Of course, the danger is getting obsessed with the CATS! There are loads of other great sights to see on safari. Take the prancing wildebeest, example.
And the high leaping impalas are highly entertaining.
Plus an ostrich treated us to a pretty crazy, wing-flailing, spinning-in-place dance. And paused for a What are YOU looking at? moment with a warthog before continuing. And then the call came in and Steve spun the van around like a storm- or ambulance chaser…
Lions! We found them lying in the grass, apparently having gorged themselves on last night’s kill. We paused for photos of course but Steve put it in gear and started to move to our premature protests. Someone was counting… one, two, three… wait a moment…
Around the bush were the three males. Handsome devils, no? Apparently, he didn’t find it too exciting.
We counted 14 in all.
All of them a little yawny from a night out on the Mara. While we celebrated the sight of them, and some clean picked bones not far away, we were merely pushed to the next cat on the list…
…which Steve found lounging in a tree. We came back the next day and found the same leopard? a different one? with a kill dragged up into another tree…
Is that water buck tartar or eland carpaccio?
Of all of us waiting for the leopard to leap to the ground, poised with our cameras, Peung was the only one to nail the shot. Very cool.
And off went the leopard for a drink.
Still more to come from the Samburu safari, and for the birders, a couple galleries to include hornbills!
If you missed it, see the Amboseli Photo Gallery on the home page.
This is post 200! Yay!
(Read/see more about our Kenya safari accommodations.)
Can we get some tech-details here? I’m always curious as to what people use for coverages like this. I see some fill-flash on the lion-yawn, but am not sure of much else besides that. Give us the scoop! 🙂
Best wishes,
Troy
Sure thing, Troy! I’m shooting with an Olympus E620 with a Sigma 135-400mm lens. I did use fill flash on that lion shot (we were plenty close) but pretty much all the rest are without. The leopard in the tree required a bit of contrast touch up, it being in the shade and up against the sky and all. The eating one I shot at ISO640. (Preamtip used an E500 for the leaping leopard. Part of the reason I couldn’t get that shot is we were just too close for my lens and there was no time to switch.) We were standing up in a van with the top popped up, so I either shot hand held or braced the camera against parts of the van or just rested it on top. Some vans have sand bags you can lay along the edge for that purpose.
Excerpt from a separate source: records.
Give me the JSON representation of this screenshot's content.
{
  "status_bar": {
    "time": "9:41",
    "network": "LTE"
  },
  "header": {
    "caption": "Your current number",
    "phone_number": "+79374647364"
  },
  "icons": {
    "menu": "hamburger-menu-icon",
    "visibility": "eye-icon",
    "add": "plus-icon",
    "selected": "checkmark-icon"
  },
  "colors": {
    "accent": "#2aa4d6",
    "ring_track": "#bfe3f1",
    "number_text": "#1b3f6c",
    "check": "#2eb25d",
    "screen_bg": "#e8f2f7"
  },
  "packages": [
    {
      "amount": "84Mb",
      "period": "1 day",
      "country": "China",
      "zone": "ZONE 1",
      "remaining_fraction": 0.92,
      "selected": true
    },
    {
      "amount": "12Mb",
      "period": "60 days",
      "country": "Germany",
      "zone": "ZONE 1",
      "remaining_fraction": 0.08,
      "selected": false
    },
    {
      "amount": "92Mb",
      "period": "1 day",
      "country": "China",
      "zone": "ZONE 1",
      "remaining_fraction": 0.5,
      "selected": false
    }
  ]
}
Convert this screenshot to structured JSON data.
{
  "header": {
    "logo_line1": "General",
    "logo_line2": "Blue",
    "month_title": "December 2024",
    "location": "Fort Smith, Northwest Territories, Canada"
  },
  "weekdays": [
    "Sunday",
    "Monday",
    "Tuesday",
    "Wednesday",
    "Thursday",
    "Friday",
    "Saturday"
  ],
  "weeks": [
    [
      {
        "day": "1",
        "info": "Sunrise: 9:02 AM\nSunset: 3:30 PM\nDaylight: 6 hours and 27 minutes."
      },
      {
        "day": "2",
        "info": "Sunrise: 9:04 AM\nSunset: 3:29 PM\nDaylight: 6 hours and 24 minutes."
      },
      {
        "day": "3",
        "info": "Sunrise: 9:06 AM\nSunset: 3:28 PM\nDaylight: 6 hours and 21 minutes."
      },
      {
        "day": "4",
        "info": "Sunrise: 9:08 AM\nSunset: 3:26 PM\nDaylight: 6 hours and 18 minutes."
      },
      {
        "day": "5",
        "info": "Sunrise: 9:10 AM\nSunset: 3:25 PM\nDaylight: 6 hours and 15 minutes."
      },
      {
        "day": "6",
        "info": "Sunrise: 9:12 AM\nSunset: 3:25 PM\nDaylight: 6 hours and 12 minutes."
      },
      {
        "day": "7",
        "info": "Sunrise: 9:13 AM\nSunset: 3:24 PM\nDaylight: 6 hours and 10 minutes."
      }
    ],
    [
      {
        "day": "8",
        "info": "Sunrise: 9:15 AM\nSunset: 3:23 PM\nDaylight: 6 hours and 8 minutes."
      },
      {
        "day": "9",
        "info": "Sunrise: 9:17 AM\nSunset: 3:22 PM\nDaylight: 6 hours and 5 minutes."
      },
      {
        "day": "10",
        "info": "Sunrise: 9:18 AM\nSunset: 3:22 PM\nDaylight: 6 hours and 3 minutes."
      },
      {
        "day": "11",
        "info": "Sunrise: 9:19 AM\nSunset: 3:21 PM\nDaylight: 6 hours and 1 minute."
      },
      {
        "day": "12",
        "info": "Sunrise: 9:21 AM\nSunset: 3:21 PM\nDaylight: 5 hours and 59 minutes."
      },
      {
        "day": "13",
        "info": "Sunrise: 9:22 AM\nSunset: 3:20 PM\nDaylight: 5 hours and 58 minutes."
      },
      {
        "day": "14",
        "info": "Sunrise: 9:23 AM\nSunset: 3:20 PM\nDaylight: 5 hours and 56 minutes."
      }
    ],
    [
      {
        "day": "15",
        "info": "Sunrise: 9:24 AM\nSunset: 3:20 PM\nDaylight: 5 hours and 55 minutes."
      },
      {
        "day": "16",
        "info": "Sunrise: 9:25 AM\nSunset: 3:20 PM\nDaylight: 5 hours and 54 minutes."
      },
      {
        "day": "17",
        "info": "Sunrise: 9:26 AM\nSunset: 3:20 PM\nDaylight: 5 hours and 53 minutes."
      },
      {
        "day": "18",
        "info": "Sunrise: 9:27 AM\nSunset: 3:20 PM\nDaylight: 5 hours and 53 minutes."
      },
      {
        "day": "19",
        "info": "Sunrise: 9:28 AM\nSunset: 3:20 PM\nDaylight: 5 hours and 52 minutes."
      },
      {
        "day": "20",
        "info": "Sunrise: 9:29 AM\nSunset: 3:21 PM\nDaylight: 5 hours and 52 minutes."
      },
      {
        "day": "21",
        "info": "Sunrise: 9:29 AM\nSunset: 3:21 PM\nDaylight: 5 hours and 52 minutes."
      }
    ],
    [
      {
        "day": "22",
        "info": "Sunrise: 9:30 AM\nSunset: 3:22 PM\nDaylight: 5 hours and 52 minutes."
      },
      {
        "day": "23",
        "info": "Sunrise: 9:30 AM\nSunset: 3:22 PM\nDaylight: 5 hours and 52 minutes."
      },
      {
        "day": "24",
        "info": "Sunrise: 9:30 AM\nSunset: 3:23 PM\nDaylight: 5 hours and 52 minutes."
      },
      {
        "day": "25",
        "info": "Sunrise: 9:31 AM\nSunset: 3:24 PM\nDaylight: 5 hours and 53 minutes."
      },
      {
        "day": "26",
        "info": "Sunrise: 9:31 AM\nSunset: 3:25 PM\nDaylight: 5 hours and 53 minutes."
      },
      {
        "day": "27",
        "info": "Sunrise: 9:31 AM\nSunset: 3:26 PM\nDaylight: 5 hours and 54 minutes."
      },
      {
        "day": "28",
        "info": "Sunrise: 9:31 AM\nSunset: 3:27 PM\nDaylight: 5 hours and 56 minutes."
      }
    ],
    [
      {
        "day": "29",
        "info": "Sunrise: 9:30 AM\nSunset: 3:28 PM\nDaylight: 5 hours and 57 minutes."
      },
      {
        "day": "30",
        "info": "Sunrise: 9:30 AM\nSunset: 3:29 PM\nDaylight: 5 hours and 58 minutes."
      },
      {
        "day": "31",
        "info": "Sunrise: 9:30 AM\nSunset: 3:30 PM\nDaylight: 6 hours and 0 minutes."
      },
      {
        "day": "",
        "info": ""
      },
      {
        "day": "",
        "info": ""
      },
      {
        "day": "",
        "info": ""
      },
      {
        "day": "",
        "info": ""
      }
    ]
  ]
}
I’m not very technical, but I’m more than happy to share. Just expect a really clueless response from time to time. 😉 Also, I’m always willing to hear critiques of what I could have done better! Most of what I’ve ever done in photography, music, sports, cooking, you name it, has either been lots of stumbling trial and error or hanging out with people who are much better than I am and observing.
Wow, amazing photos. The leopard was especially cool.